Ejército y Policía, ¿privados o de ley?

Por primera vez, el poder coercitivo pasó a ser monopolio de la ley y del Estado. Es decir, se “desprivatizó” el poder coercitivo

Ejército

En septiembre de 2008, hace 11 años, un policía mató a un joven en La Paz Centro, León, y el pueblo indignado quemó la estación policial. Las autoridades reconocieron el error, ordenaron una investigación, y fue “conmovedor ver a las máximas autoridades policiales, de manera particular a la primera comisionada, Aminta Granera, y al comisionado Horacio Rocha, presentar excusas, dar el pésame y abrazar a los familiares de la víctima”, como entonces escribí. También dije: la tensa “fibra que tan íntimamente ha unido a la Policía Nacional con la población, al extremo que sigue siendo una de las instituciones del Estado más prestigiada…”, y agregaba: “Afianzar esa atadura de confianza entre policía y ciudadanos, como también entre fuerzas armadas en general y sociedad, es quizá la tarea de convivencia democrática de mayor importancia, y no debemos permitir que nada, ni razones de lucha contra la delincuencia y el crimen organizado, ni mucho menos razones políticas, deterioren ese gran capital político…”.

Ese comentario formaba parte de una reflexión general, que he repetido incansablemente: en la transición democrática que puso fin a la guerra civil de los años 80, se institucionalizaron, profesionalizaron y adquirieron naturaleza apartidista el Ejército y Policía. Continuaba en esa reflexión patriótica, en el mes de la Patria, hace 11 años: “Ese fue un progreso histórico gigantesco.

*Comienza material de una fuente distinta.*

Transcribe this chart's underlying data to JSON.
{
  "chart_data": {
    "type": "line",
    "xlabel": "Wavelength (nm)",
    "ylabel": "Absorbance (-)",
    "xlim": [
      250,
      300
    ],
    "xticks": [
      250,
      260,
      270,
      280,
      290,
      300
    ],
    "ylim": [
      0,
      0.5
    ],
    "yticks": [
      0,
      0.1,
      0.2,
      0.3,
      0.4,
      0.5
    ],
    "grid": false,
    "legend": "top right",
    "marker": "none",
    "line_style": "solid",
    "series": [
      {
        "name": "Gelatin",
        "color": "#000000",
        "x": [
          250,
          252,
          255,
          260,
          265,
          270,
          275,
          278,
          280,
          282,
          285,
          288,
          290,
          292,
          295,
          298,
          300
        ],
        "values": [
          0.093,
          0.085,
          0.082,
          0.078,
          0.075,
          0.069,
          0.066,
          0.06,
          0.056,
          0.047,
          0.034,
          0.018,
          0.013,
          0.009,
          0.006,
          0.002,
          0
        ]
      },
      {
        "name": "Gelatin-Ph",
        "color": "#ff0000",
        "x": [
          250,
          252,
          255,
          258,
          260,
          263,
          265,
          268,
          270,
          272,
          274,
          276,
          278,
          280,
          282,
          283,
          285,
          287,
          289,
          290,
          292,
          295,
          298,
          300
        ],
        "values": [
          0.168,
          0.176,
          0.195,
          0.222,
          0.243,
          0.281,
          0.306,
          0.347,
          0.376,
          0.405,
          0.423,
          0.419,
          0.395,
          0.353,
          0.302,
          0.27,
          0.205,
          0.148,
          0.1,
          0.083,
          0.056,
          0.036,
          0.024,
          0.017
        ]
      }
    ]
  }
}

Por primera vez, el poder coercitivo pasó a ser monopolio de la ley y del Estado. Es decir, se “desprivatizó” el poder coercitivo. Antes, siempre estuvo privatizado el poder de las armas: tuvimos ejércitos personales, de un caudillo o dictador, como la guardia somocista, o ejércitos partidarios, como el ejército sandinista, el ejército liberal, el ejército conservador, según el gobierno de turno”.

Hoy ya no podríamos decir lo mismo de la Policía: ha sido “privatizada” por Ortega. Ha reprimido sangrientamente, y amparado la acción represiva de grupos parapoliciales.

Con motivo del 40 aniversario del Ejército, el Diario LA PRENSA enfrentó la discutible decisión de publicar suplementos institucionales del Ejército de Nicaragua, en que se enfrentaba la libertad de expresión del mismo con la libertad de expresión que el gobierno niega a LA PRENSA y otros medios. Pero más controversial fue la equívoca afirmación —sobre cohesión institucional— por su comandante en jefe, que terminó en endoso de la tesis del gobierno sobre las causas de la crisis.

Aún más controversial de lo que dijo, fue lo que no dijo en discursos y suplementos: la institucionalización y profesionalización que significó la Ley 181, de “Organización, Jurisdicción y Previsión Social Militar”, de 1994, como punto culminante de construcción de una sociedad democrática, y que terminó con el monopolio privado del poder coercitivo y estableció el de la ley.

El autor fue candidato a la Presidencia de Nicaragua.